I have always wanted to go to Ethiopia and when I learnt that I would be spending several hours— almost 16 hours in Addis Ababa while on transit to Djibouti, I was enthrall.
From my history lessons and watching numerous documentaries, I had learnt of their rich times gone by of the late Emperor Menelik I, the magnificent treasures of Axum, Lalibela, Debre Damo and others that they have also made impressive attempts to sustain.
This rich history is closely tied to religion and beautifully in their daily chores through art who have made impressions in various places— private and public that acts as a constant reminder of where they are coming from and what has been bequeathed to them.
At the Imperial hotel where I was booked while I waited for my flight, I saw striking etchings of the heroes and religious teachers, who have immensely contributed to their way of life.
It is believed that Ethiopia— invariably known as the “land of a thousand smiles” is the home of the Ark of the Covenant and custodian of some the world’s oldest civilizations. The saints and religious teachers who kept this memory alive are celebrated and venerated. Their deeds, devotions, achievements and impression are kept alive through art— paintings, sculptures, wall etchings and many other forms.

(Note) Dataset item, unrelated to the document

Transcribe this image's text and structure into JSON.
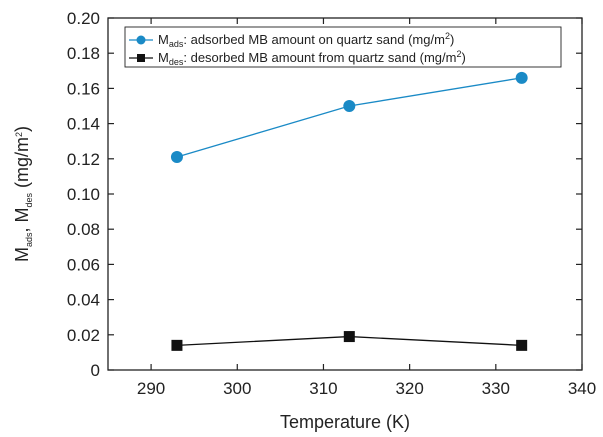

They are deep and subject to many interpretations— the preacher surrounded by angels, caring princes, significance of the legendary Ark of the Covenant and the written law. The images kind of remind you of those biblical figures that have shapes history. It is these images that I would like to share with art connoisseurs and hope that you find them as satisfactory as I did. My longing to visit Ethiopia was not in vain. In fact what I saw motivated me to try and go back there again.